Technology is changing the way we make and display art
By Ava Cotlowitz
For Gladwyn Elementary School Kindergarteners, art class is a highly anticipated activity. Students aged five and six rush into the brightly lit classroom and take their seats around square tables fit for five. As the chatter of children elevates, Gladwyn art teacher Rebecca Wolfe returns from a nearby pantry with stacks of flat, black, iPads.
“Once you have your iPad in front of you, please turn it on and go directly to the Brushes application,” said Wolfe.
All around the room, miniature fingers elegantly swiped, poked, and prodded the angular tablets that lay flat on their tables like paper.
“Today you are going to be painting a scene that you experience in the winter,” Wolfe said, “Remember that once you are
finished please raise your hand and we will go print out your picture.”
At once, a frenzy of motion swept over the room as fingers, hands, and fingertips moved rapidly about the iPads’ surfaces.
With an instantaneous tap of the screen, any student’s drawing tool, color, or erasure could be substituted.
Kasey, 5 sat quietly among his table of four classmates, concentrating on his current creation. Using the tip of his pinky finger, Kasey speckled his digital canvas with a multitude of blue dots.
“I’m making snow, and that’s me in the snow, and that’s a snowman,” Kasey said, pointing to the different elements of his painting.
When asked what his favorite thing about making art on the iPad was, Kasey said,
“I like that I can fix when I mess up and I like all the colors – there’s so may to choose!”
Of course, Kasey isn’t the only artist to share this sentiment.
British pop-artist David Hockney, 75, also uses Apple iPad’s Brushes application to create touch screen masterpieces.
Hockney’s iPaintings were even the subject of his 2011 art exhibition ‘‘David Hockney: Fleurs Fraîches’,” featured on gallery walls lined with iPads and iPhones.
“It took me awhile to realize it’s quite a serious tool you can use,” Hockney said, according to The New York Times, “It’s like an endless piece of paper that perfectly fitted the feeling I had that painting should be big.”
Within this age of technology, the digitized world has undoubtedly informed and altered the classical modes of art making.
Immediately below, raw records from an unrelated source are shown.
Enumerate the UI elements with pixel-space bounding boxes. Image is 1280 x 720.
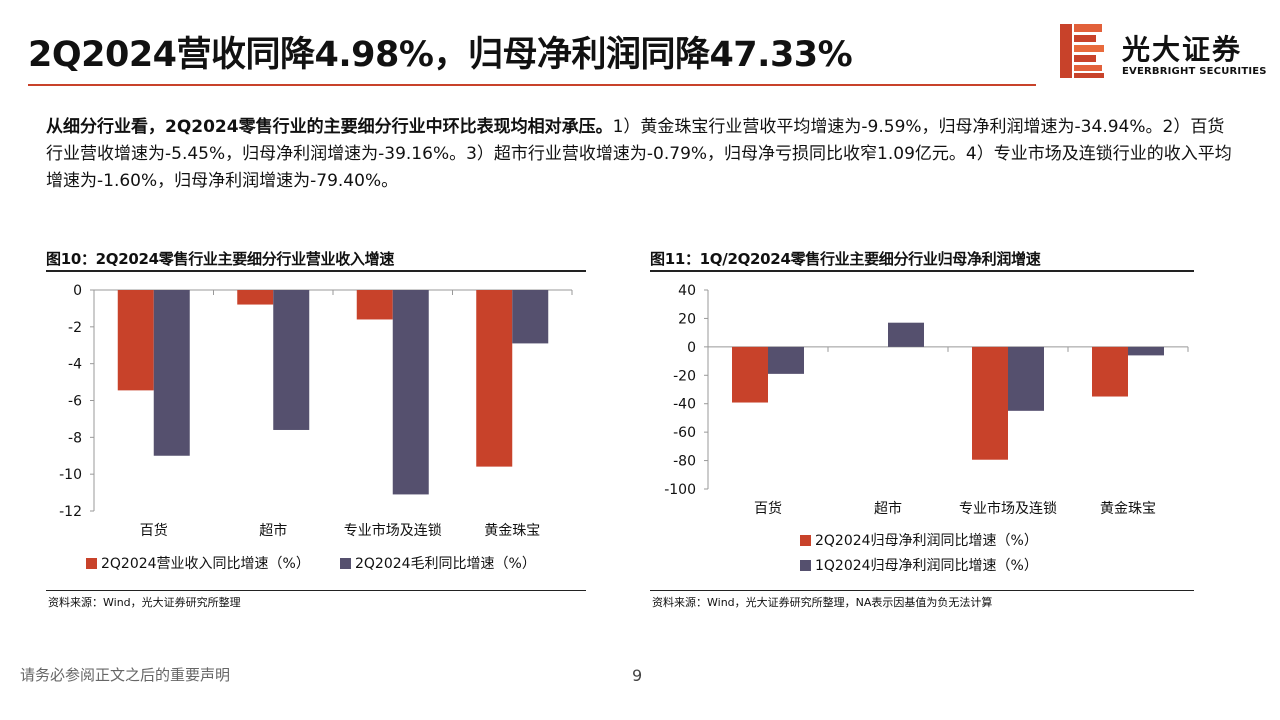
page-number: 9	[632, 666, 643, 685]
fig11-x-tick-label: 百货	[754, 500, 782, 517]
fig10-bar-s2-2	[273, 290, 310, 430]
fig10-legend-label-1: 2Q2024营业收入同比增速（%）	[101, 556, 310, 572]
fig10-legend-label-2: 2Q2024毛利同比增速（%）	[355, 556, 536, 572]
fig11-y-tick-label: 0	[687, 340, 696, 356]
fig11-x-tick-label: 黄金珠宝	[1100, 500, 1156, 517]
fig11-title: 图11：1Q/2Q2024零售行业主要细分行业归母净利润增速	[650, 250, 1041, 268]
summary-lead: 从细分行业看，2Q2024零售行业的主要细分行业中环比表现均相对承压。	[46, 117, 613, 137]
disclaimer: 请务必参阅正文之后的重要声明	[20, 666, 231, 684]
fig11-bar-s1-4	[1092, 346, 1128, 397]
everbright-logo-icon	[1058, 22, 1106, 80]
fig11-legend-label-1: 2Q2024归母净利润同比增速（%）	[815, 532, 1038, 549]
fig10-title: 图10：2Q2024零售行业主要细分行业营业收入增速	[46, 250, 395, 268]
fig11-x-tick-label: 专业市场及连锁	[959, 500, 1057, 517]
fig10-bar-s2-1	[153, 290, 190, 456]
fig10-y-tick-label: -8	[68, 430, 82, 446]
summary-paragraph: 从细分行业看，2Q2024零售行业的主要细分行业中环比表现均相对承压。1）黄金珠…	[46, 114, 1236, 195]
fig10-y-tick-label: -6	[68, 394, 82, 410]
fig10-chart: 0 -2 -4 -6 -8 -10 -12 百货 超市 专业市场及连锁 黄金珠宝 2Q2024营业收入…	[59, 283, 573, 572]
fig10-bar-s1-3	[356, 290, 393, 320]
fig10-bar-s2-4	[512, 290, 549, 344]
fig10-x-tick-label: 超市	[259, 522, 287, 539]
fig11-bar-s2-4	[1128, 346, 1164, 356]
fig10-legend-swatch-2	[340, 558, 351, 569]
fig11-bar-s1-3	[972, 346, 1008, 460]
fig10-y-tick-label: -4	[68, 357, 82, 373]
summary-body: 1）黄金珠宝行业营收平均增速为-9.59%，归母净利润增速为-34.94%。2）…	[46, 117, 1232, 191]
fig10-bar-s1-2	[237, 290, 274, 305]
fig10-y-tick-label: -12	[59, 504, 82, 520]
fig11-y-tick-label: 20	[678, 311, 696, 327]
fig11-source: 资料来源：Wind，光大证券研究所整理，NA表示因基值为负无法计算	[652, 596, 993, 609]
fig10-x-tick-label: 百货	[140, 522, 168, 539]
fig10-x-tick-label: 专业市场及连锁	[344, 522, 442, 539]
fig11-y-tick-label: -100	[664, 482, 696, 498]
fig11-y-tick-label: -20	[673, 368, 696, 384]
fig10-source: 资料来源：Wind，光大证券研究所整理	[48, 596, 241, 609]
fig11-y-tick-label: -40	[673, 397, 696, 413]
fig10-y-tick-label: -10	[59, 467, 82, 483]
fig10-top-rule	[46, 270, 586, 272]
fig11-legend-label-2: 1Q2024归母净利润同比增速（%）	[815, 557, 1038, 574]
fig11-bar-s2-2	[888, 322, 924, 347]
title-divider	[28, 84, 1036, 86]
brand-subtitle: EVERBRIGHT SECURITIES	[1122, 66, 1267, 77]
fig11-y-tick-label: -60	[673, 425, 696, 441]
fig10-bar-s1-4	[476, 290, 513, 467]
fig11-bar-s1-1	[732, 346, 768, 403]
fig10-y-tick-label: 0	[73, 283, 82, 299]
fig11-chart: 40 20 0 -20 -40 -60 -80 -100 百货 超市 专业市场及连锁 黄金珠宝 2Q20…	[664, 283, 1189, 574]
fig11-bar-s2-3	[1008, 346, 1044, 411]
fig10-x-tick-label: 黄金珠宝	[484, 522, 540, 539]
page-title: 2Q2024营收同降4.98%，归母净利润同降47.33%	[28, 35, 853, 75]
fig11-bottom-rule	[650, 590, 1194, 591]
fig11-legend-swatch-1	[800, 535, 811, 546]
fig11-x-tick-label: 超市	[874, 500, 902, 517]
fig11-legend-swatch-2	[800, 560, 811, 571]
fig10-bottom-rule	[46, 590, 586, 591]
fig10-bar-s2-3	[392, 290, 429, 495]
fig11-bar-s2-1	[768, 346, 804, 374]
fig11-top-rule	[650, 270, 1194, 272]
fig10-y-tick-label: -2	[68, 320, 82, 336]
fig11-y-tick-label: 40	[678, 283, 696, 299]
fig10-bar-s1-1	[117, 290, 154, 391]
fig11-y-tick-label: -80	[673, 454, 696, 470]
brand-name: 光大证券	[1122, 33, 1243, 66]
fig10-legend-swatch-1	[86, 558, 97, 569]
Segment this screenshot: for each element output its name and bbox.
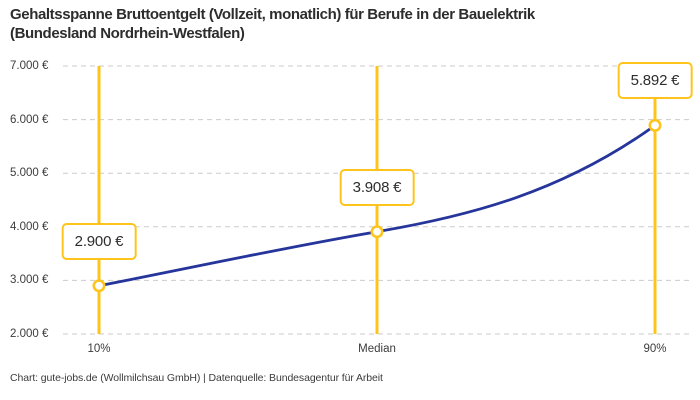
data-point-marker [648,118,662,132]
point-value-label: 2.900 € [61,222,137,260]
data-point-marker [92,279,106,293]
x-axis-tick-label: 90% [643,343,667,355]
attribution-footer: Chart: gute-jobs.de (Wollmilchsau GmbH) … [10,372,383,384]
page-title-line2: (Bundesland Nordrhein-Westfalen) [10,25,245,42]
point-value-label: 5.892 € [617,62,693,100]
y-axis-tick-label: 4.000 € [10,220,49,233]
page-title-line1: Gehaltsspanne Bruttoentgelt (Vollzeit, m… [10,6,535,23]
point-value-label: 3.908 € [339,168,415,206]
x-axis-tick-label: 10% [87,343,111,355]
y-axis-tick-label: 7.000 € [10,60,49,72]
y-axis-tick-label: 3.000 € [10,274,49,287]
y-axis-tick-label: 2.000 € [10,328,49,340]
data-point-markers [92,118,662,293]
y-axis-tick-label: 6.000 € [10,113,49,126]
page-title: Gehaltsspanne Bruttoentgelt (Vollzeit, m… [10,5,650,43]
gridlines [63,65,690,335]
y-axis-tick-label: 5.000 € [10,167,49,180]
data-point-marker [370,225,384,239]
x-axis-tick-label: Median [358,343,396,355]
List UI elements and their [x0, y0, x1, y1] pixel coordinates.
The traditional platforms of canvas and paper can now be substituted for Adobe Photoshop and Apple’s Brushes Application.
And the concept of fine art as high art, unattainable by the regular folks, has been usurped by democratizing online art databases and art sharing sites like Flickr, Instagram, Art.sy, and QR Codes.
Now, fine art is not just an experience reserved for the museum or gallery, but is one that is only one click away.
Flickr is the most straightforward platform for exhibiting and sharing art online: upload artwork, leave and receive comments. According to Yahoo, since it started up in 2004, Flickr had a total of 51 million registered members and 80 million unique visitors in 2011.
Its users benefit from the digital gallery-friendly template by uploading artwork onto their photostream and categorizing their art into sets or collections, similar to a chronicle of exhibitions.